The Bolshevik revolution in October 1917 brought Lenin to the head of the State. The USSR was created at the end of 1922.

The eras of Lenin and Stalin

Lenin’s New Economic Politics permitted existence of private ownership and small entrepreneurs.

Stalin’s centrally planned economy was based on state ownership, collectivism, stakhanovism and self-sacrifice for benefit of the state.

The ambitious five-years plans were accompanied by severe starvation.


“50 years of Stakhanovism!”, a post card picture. In 1935, the worker Aleksei Stakhanov  extracted 105 tons of coal in 6 hours (the norm was fixed at 7 tons). Stalin’s propaganda encouraged people to follow this example.

The post-war growth period

The Soviet Union lost officially 20 billion people in the World War II.

The country’s economy was destroyed and the number of workers limited.

The Cold War and Arm race incited the government to develop heavy industrial production giving up light, food and consumer goods industries.


Construction of a gas pipeline, Siberia.

During communism the government interfered in every part of Soviet life. There was no standing rule of law for the people to live by in the Soviet state, the rules varied from one official to the next and the bureaucrats ruled. Every person had almost the same income and living standard, except for the political class. The bureaucrats were demanding payment or favours for everything they did, from drivers licences to building permits.

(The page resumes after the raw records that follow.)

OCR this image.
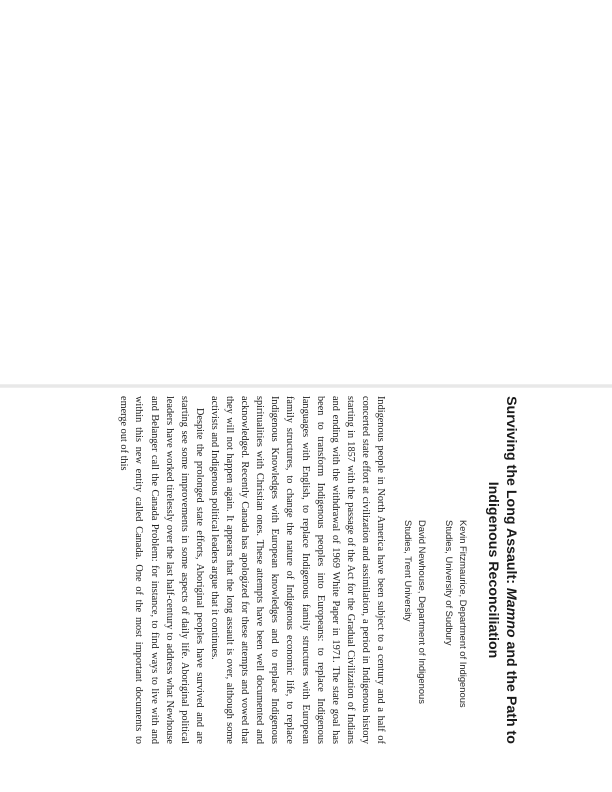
Surviving the Long Assault: Mamno and the Path to Indigenous Reconciliation
Kevin Fitzmaurice, Department of Indigenous
Studies, University of Sudbury
David Newhouse, Department of Indigenous
Studies, Trent University

Indigenous people in North America have been subject to a century and a half of concerted state effort at civilization and assimilation, a period in Indigenous history starting in 1857 with the passage of the Act for the Gradual Civilization of Indians and ending with the withdrawal of 1969 White Paper in 1971. The state goal has been to transform Indigenous peoples into Europeans: to replace Indigenous languages with English, to replace Indigenous family structures with European family structures, to change the nature of Indigenous economic life, to replace Indigenous Knowledges with European knowledges and to replace Indigenous spiritualities with Christian ones. These attempts have been well documented and acknowledged. Recently Canada has apologized for these attempts and vowed that they will not happen again. It appears that the long assault is over, although some activists and Indigenous political leaders argue that it continues.

Despite the prolonged state efforts, Aboriginal peoples have survived and are starting see some improvements in some aspects of daily life. Aboriginal political leaders have worked tirelessly over the last half-century to address what Newhouse and Belanger call the Canada Problem: for instance, to find ways to live with and within this new entity called Canada. One of the most important documents to emerge out of this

Under Stalin’s totalitarian regime from 1924 to 1953 and then under the Brezhnev’s leadership in the 60s and 70s, criminal organisations largely developed. During communism criminal gangs operated from the prisons against their enemy, the Communist Party. The criminals and Russian state officials became more and more involved with each other. When Gorbachev got in power in 1985, the connections between the criminals and the government remained.